Location: Quality and Safety Assessment Research UnitTitle: Detection of razor shear force differences in broiler breast meat due to the woody breast condition depends on measurement technique and meat state
Submitted to: Poultry Science
Publication Type: Peer Reviewed Journal
Publication Acceptance Date: 6/15/2019
Publication Date: N/A
Interpretive Summary: For the purposes of both research and quality assurance in the poultry industry, there is an interest in establishing objective criteria to characterize the influence of the woody breast myopathy on the texture attributes of chicken breast meat. This study demonstrated that the woody breast myopathy influences instrumental razor blade shear measurements in raw breast fillets, but suggests that the ability to detect texture differences in cooked woody breast meat is dependent upon the specific razor shear technique used.
Technical Abstract: Broiler breast meat with the woody breast (WB) myopathy exhibits abnormal tissue hardness and muscle rigidity in the raw state. The effectiveness of using instrumental shear measurements to characterize texture in WB fillets before and after cooking is not well understood. The objective of this study was to determine the influence of WB on razor shear force measurements in fresh never-frozen and frozen-thawed broiler breast fillets in both the raw and cooked state. Deboned breast fillets (n = 234) were collected from a commercial processing plant and categorized as normal (n = 78), moderate WB (n = 86), or severe WB (n = 70). At 24 h postmortem fillets were either used for texture analysis directly or frozen-thawed prior to analysis. Each fillet was measured before and after cooking using either the blunt blade (BMORS) or sharpened blade (MORS) versions of the Meullenet-Owens razor shear test. The ability of BMORS to distinguish between normal and WB fillets was different between raw and cooked fillets. In both fresh and frozen-thawed fillets, raw BMORS shear values (peak shear force and shear energy) increased (P < 0.0001) with WB severity. In fresh fillets, cooked BMORS values were similar between normal, moderate WB, and severe WB fillets. In frozen-thawed fillets, cooked BMORS values were greater (P < 0.001) in severe WB compared to normal fillets but were similar between normal and moderate WB fillets. Cooking had less impact on the ability of MORS to distinguish between normal and WB fillets.
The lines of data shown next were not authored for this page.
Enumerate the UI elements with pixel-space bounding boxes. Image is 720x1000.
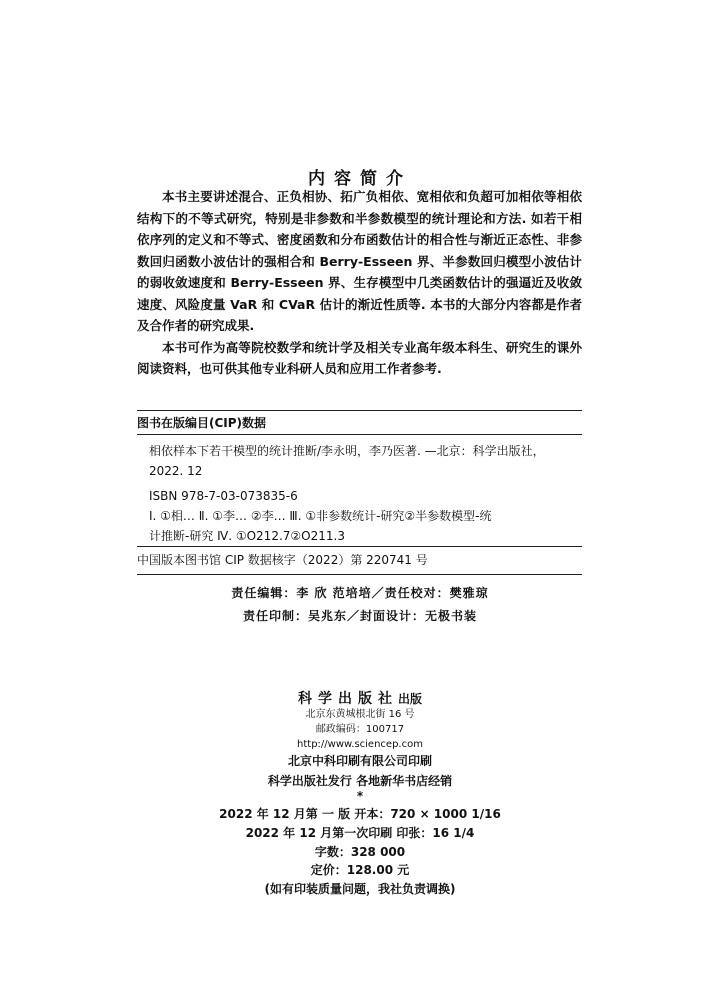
word-count: 字数：328 000 bbox=[314, 845, 406, 859]
credits-production: 责任印制：吴兆东／封面设计：无极书装 bbox=[242, 609, 477, 623]
cip-middle-rule bbox=[137, 546, 582, 547]
separator-star: * bbox=[356, 789, 364, 803]
cip-class-line-1: Ⅰ. ①相… Ⅱ. ①李… ②李… Ⅲ. ①非参数统计-研究②半参数模型-统 bbox=[149, 509, 492, 523]
cip-entry bbox=[137, 441, 582, 481]
printer: 北京中科印刷有限公司印刷 bbox=[287, 754, 432, 768]
cip-bottom-rule bbox=[137, 574, 582, 575]
credits-editors: 责任编辑：李 欣 范培培／责任校对：樊雅琼 bbox=[231, 586, 489, 600]
cip-number: 中国版本图书馆 CIP 数据核字（2022）第 220741 号 bbox=[137, 553, 428, 567]
quality-note: (如有印装质量问题，我社负责调换) bbox=[264, 882, 456, 896]
distribution: 科学出版社发行 各地新华书店经销 bbox=[267, 774, 453, 788]
cip-top-rule bbox=[137, 410, 582, 411]
price: 定价：128.00 元 bbox=[310, 863, 410, 877]
cip-heading-rule bbox=[137, 434, 582, 435]
summary-paragraph-2: 本书可作为高等院校数学和统计学及相关专业高年级本科生、研究生的课外阅读资料，也可供其他专业科研人员和应用工作者参考. bbox=[137, 339, 582, 376]
printing-info: 2022 年 12 月第一次印刷 印张：16 1/4 bbox=[245, 826, 475, 840]
cip-line-1: 相依样本下若干模型的统计推断/李永明，李乃医著. —北京：科学出版社， bbox=[149, 444, 545, 458]
publisher-website: http://www.sciencep.com bbox=[297, 739, 423, 750]
cip-isbn: ISBN 978-7-03-073835-6 bbox=[149, 489, 298, 503]
edition-info: 2022 年 12 月第 一 版 开本：720 × 1000 1/16 bbox=[219, 807, 501, 821]
publisher-address: 北京东黄城根北街 16 号 bbox=[305, 709, 415, 720]
publisher-line bbox=[0, 688, 720, 708]
cip-line-2: 2022. 12 bbox=[149, 464, 203, 478]
publisher-suffix: 出版 bbox=[397, 692, 422, 706]
cip-class-line-2: 计推断-研究 Ⅳ. ①O212.7②O211.3 bbox=[149, 529, 345, 543]
summary-paragraph-1: 本书主要讲述混合、正负相协、拓广负相依、宽相依和负超可加相依等相依结构下的不等式研究，特别是非参数和半参数模型的统计理论和方法. 如若干相依序列的定义和不等式、密度函数和分布函数估计的相合性与渐近正态性、非参数回归函数小波估计的强相合和 Berry-Esseen 界、半参数回归模型小波估计的弱收敛速度和 Berry-Esseen 界、生存模型中几类函数估计的强逼近及收敛速度、风险度量 VaR 和 CVaR 估计的渐近性质等. 本书的大部分内容都是作者及合作者的研究成果. bbox=[137, 189, 582, 333]
cip-heading: 图书在版编目(CIP)数据 bbox=[137, 416, 267, 430]
page-title: 内容简介 bbox=[308, 169, 412, 189]
publisher-name: 科学出版社 bbox=[297, 691, 398, 707]
summary-block bbox=[137, 186, 582, 380]
publisher-postcode: 邮政编码：100717 bbox=[315, 724, 405, 735]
For both fresh and frozen-thawed fillets, MORS shear values (peak shear force and shear energy) were greater (P < 0.05) in WB fillets than normals in both the raw and cooked states. Data from this study demonstrate that the WB myopathy influences razor shear measurements in raw broiler breast fillets, but suggest that the ability to objectively detect texture differences in cooked WB meat is strongly dependent upon razor shear technique.